Bu yıl lise son sınıfa geçen ve yaz tatilini de babasının iş yerinde çiğ köfte sarıp müşterilerle ilgilenerek geçiren 18 yaşındaki Erkan Işık, gelecek yıl üniversite eğitimine başlamanın ve oyuncu olmanın hayalini kuruyor.
Babasının İzmit'teki çiğ köfte salonunda, AA muhabirine açıklama yapan Erkan Işık, bilgisayar ve bilişim bölümünde okuduğunu söyledi.

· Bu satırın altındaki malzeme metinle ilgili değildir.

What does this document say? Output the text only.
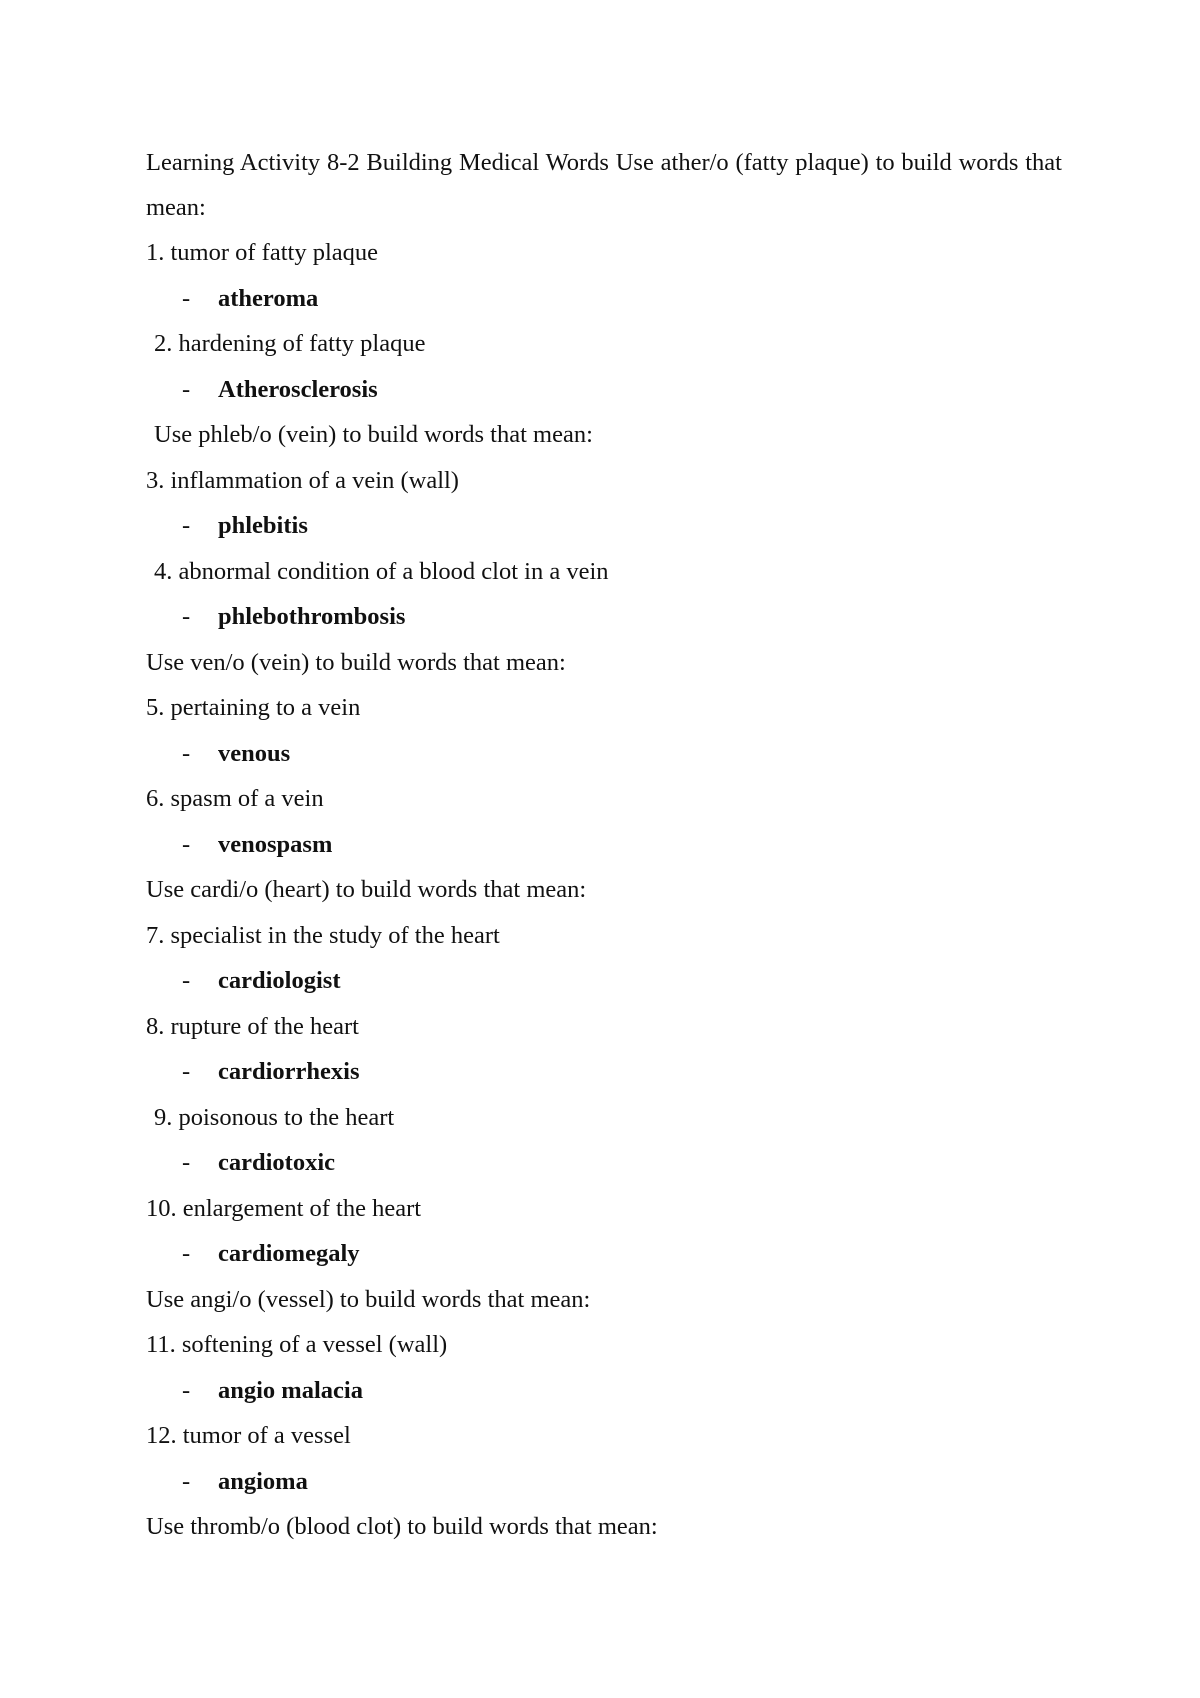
Learning Activity 8-2 Building Medical Words Use ather/o (fatty plaque) to build words that mean:

1. tumor of fatty plaque
- atheroma
2. hardening of fatty plaque
- Atherosclerosis
Use phleb/o (vein) to build words that mean:
3. inflammation of a vein (wall)
- phlebitis
4. abnormal condition of a blood clot in a vein
- phlebothrombosis
Use ven/o (vein) to build words that mean:
5. pertaining to a vein
- venous
6. spasm of a vein
- venospasm
Use cardi/o (heart) to build words that mean:
7. specialist in the study of the heart
- cardiologist
8. rupture of the heart
- cardiorrhexis
9. poisonous to the heart
- cardiotoxic
10. enlargement of the heart
- cardiomegaly
Use angi/o (vessel) to build words that mean:
11. softening of a vessel (wall)
- angio malacia
12. tumor of a vessel
- angioma
Use thromb/o (blood clot) to build words that mean:
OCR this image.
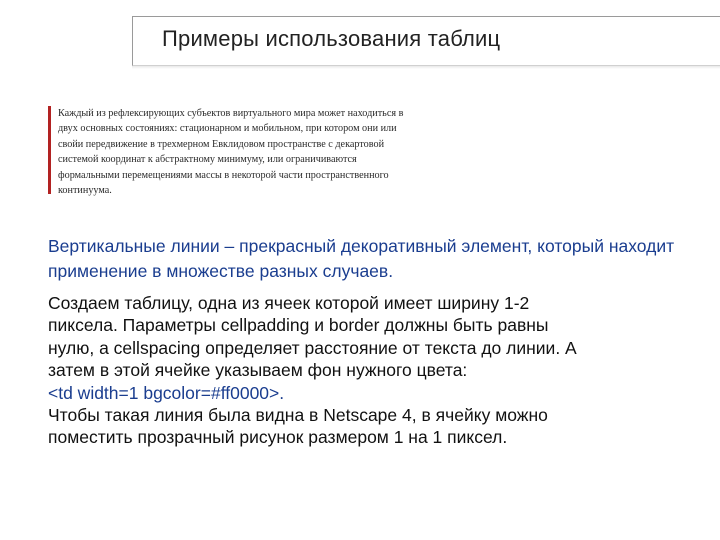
Примеры использования таблиц
Каждый из рефлексирующих субъектов виртуального мира может находиться в
двух основных состояниях: стационарном и мобильном, при котором они или
свойи передвижение в трехмерном Евклидовом пространстве с декартовой
системой координат к абстрактному минимуму, или ограничиваются
формальными перемещениями массы в некоторой части пространственного
континуума.

Вертикальные линии – прекрасный декоративный элемент, который находит применение в множестве разных случаев.

Создаем таблицу, одна из ячеек которой имеет ширину 1-2
пиксела. Параметры cellpadding и border должны быть равны
нулю, а cellspacing определяет расстояние от текста до линии. А
затем в этой ячейке указываем фон нужного цвета:
<td width=1 bgcolor=#ff0000>.
Чтобы такая линия была видна в Netscape 4, в ячейку можно
поместить прозрачный рисунок размером 1 на 1 пиксел.
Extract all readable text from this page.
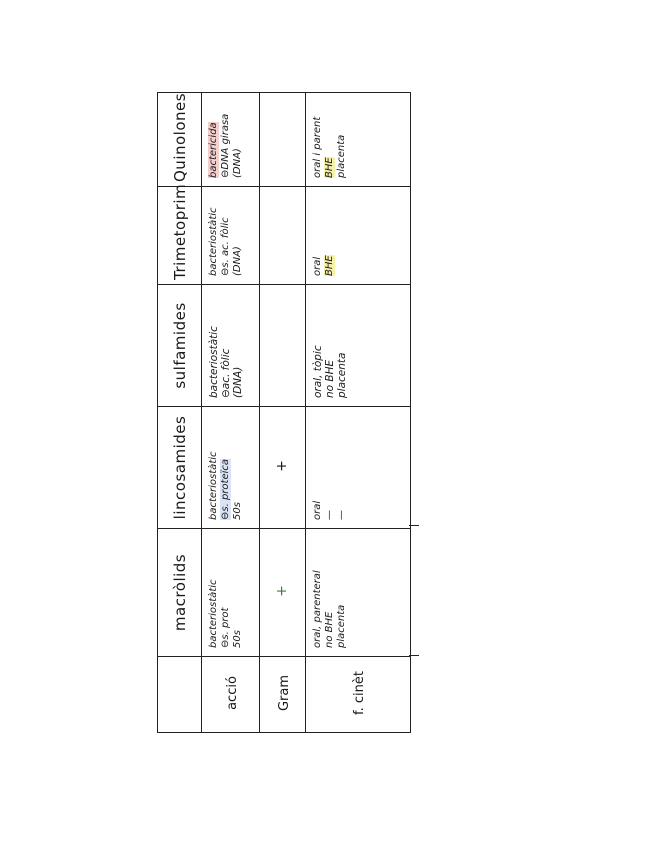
	macròlids	lincosamides	sulfamides	Trimetoprim	Quinolones
acció	bacteriostàtic ⊖s. prot 50s	bacteriostàtic ⊖s. proteïca 50s	bacteriostàtic ⊖ac. fòlic (DNA)	bacteriostàtic ⊖s. ac. fòlic (DNA)	bactericida ⊖DNA girasa (DNA)

Gram	+	+			

f. cinèt	oral, parenteral no BHE placenta	oral — —	oral, tòpic no BHE placenta	oral BHE	oral i parent BHE placenta
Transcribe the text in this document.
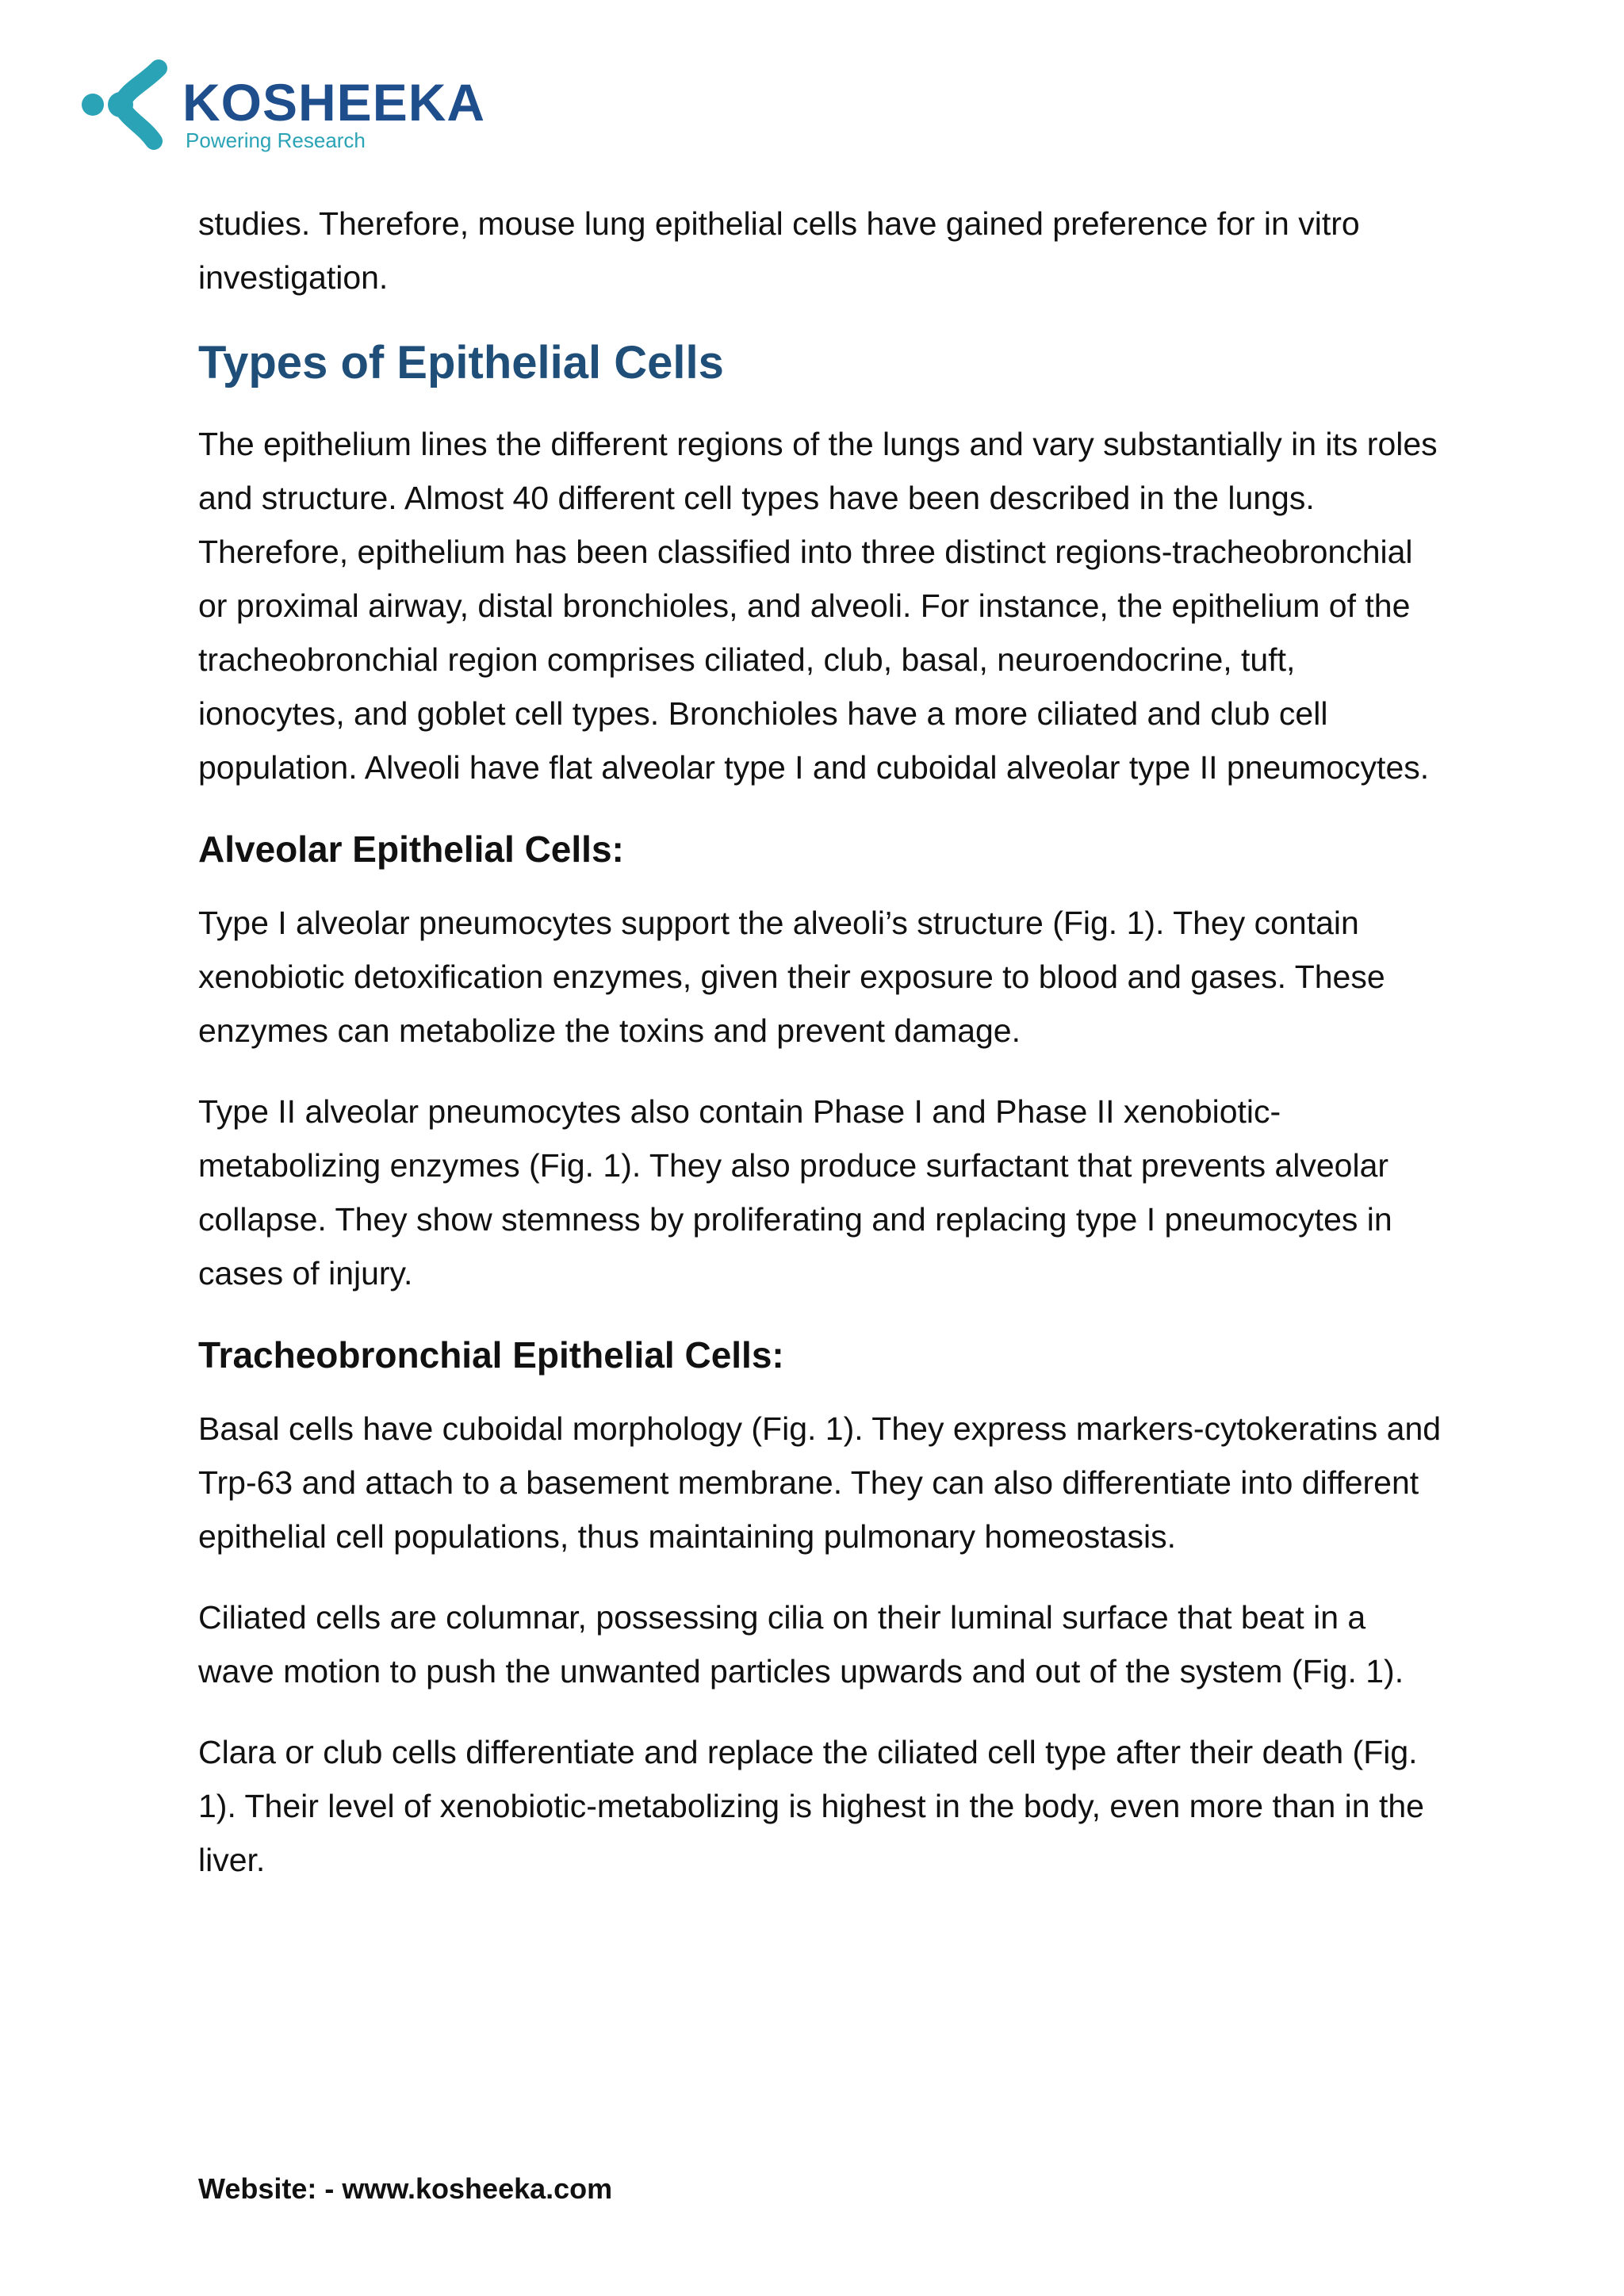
KOSHEEKA
Powering Research

studies. Therefore, mouse lung epithelial cells have gained preference for in vitro investigation.

Types of Epithelial Cells

The epithelium lines the different regions of the lungs and vary substantially in its roles and structure. Almost 40 different cell types have been described in the lungs. Therefore, epithelium has been classified into three distinct regions-tracheobronchial or proximal airway, distal bronchioles, and alveoli. For instance, the epithelium of the tracheobronchial region comprises ciliated, club, basal, neuroendocrine, tuft, ionocytes, and goblet cell types. Bronchioles have a more ciliated and club cell population. Alveoli have flat alveolar type I and cuboidal alveolar type II pneumocytes.

Alveolar Epithelial Cells:

Type I alveolar pneumocytes support the alveoli’s structure (Fig. 1). They contain xenobiotic detoxification enzymes, given their exposure to blood and gases. These enzymes can metabolize the toxins and prevent damage.

Type II alveolar pneumocytes also contain Phase I and Phase II xenobiotic-metabolizing enzymes (Fig. 1). They also produce surfactant that prevents alveolar collapse. They show stemness by proliferating and replacing type I pneumocytes in cases of injury.

Tracheobronchial Epithelial Cells:

Basal cells have cuboidal morphology (Fig. 1). They express markers-cytokeratins and Trp-63 and attach to a basement membrane. They can also differentiate into different epithelial cell populations, thus maintaining pulmonary homeostasis.

Ciliated cells are columnar, possessing cilia on their luminal surface that beat in a wave motion to push the unwanted particles upwards and out of the system (Fig. 1).

Clara or club cells differentiate and replace the ciliated cell type after their death (Fig. 1). Their level of xenobiotic-metabolizing is highest in the body, even more than in the liver.

Website: - www.kosheeka.com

Ortaokuldan sonra eğitim hayatının çok iyi gitmediğini dile getiren Işık, maddi ve manevi olarak hep yanında olan merhum iş adamı Kadir Has'ın adını taşıyan üniversitede öğrenim görmeyi hayal ettiğini ve kendisi için istediği tek şeyin üniversiteyi bitirmek olduğunu aktardı.
Yaz tatilini babasının iş yerinde çalışarak değerlendirdiğini dile getiren Işık, "Tanıyan pek olmuyor ama meşhur Erkan bebeğin ben olduğumu söyleyince herkes hatırlıyor." dedi.
Işık, meşhur olmanın pek faydasını görmediğini ifade ederek şöyle konuştu:
"Birkaç televizyon programından telefon açmışlardı ama sonra devamı gelmedi. Yine küçükken bir reklam filmine çağırmışlardı, o da çekimlerden bir gün önce bir ünlünün reklam filminde kendi çocuğunu oynatmak istemesi nedeniyle iptal oldu. Böyle bir teklif gelirse üzerinde düşünürüm. Açıkçası oyunculuk da düşüncelerim arasında. Bu alanda yetenekliyim, teklif gelirse şansımı denemek isterim. Okulda tiyatro oyununda rol aldım, performansım çok beğenilmişti. Hep başrol oluyordum. İlk oradan başladı. Sonra kısa filmde oynadım."
Clinton ile en son 2010 yılında İstanbul'da bir açılışta görüştüklerini belirten Işık, şunları kaydetti:
"Özel odada görüşme şansımız olmuştu. Okulun nasıl gittiğini sordu, ABD'ye davet etti. Hatta Clinton ile İstanbul'da buluştuğumda talep etmediğim halde bana bir ev sözü verildi fakat aradan 7 yıl geçti. Sadece söz veren kişinin danışmanı geldi ve hala ortada bir şey yok. Sonuçta verilen bir söz var ve bu sözü veren de basit biri değil. İsteğim dışında verilen bu sözden sonra çok umutlanmıştık ama verilen söz tutulmadı. Şu an kendi evimiz yok, kirada oturuyoruz. Ben hala o umutla yaşıyorum, çok güzel bir şey insanın kendi evinde oturması. İnşallah verilen söz geç de olsa tutulur."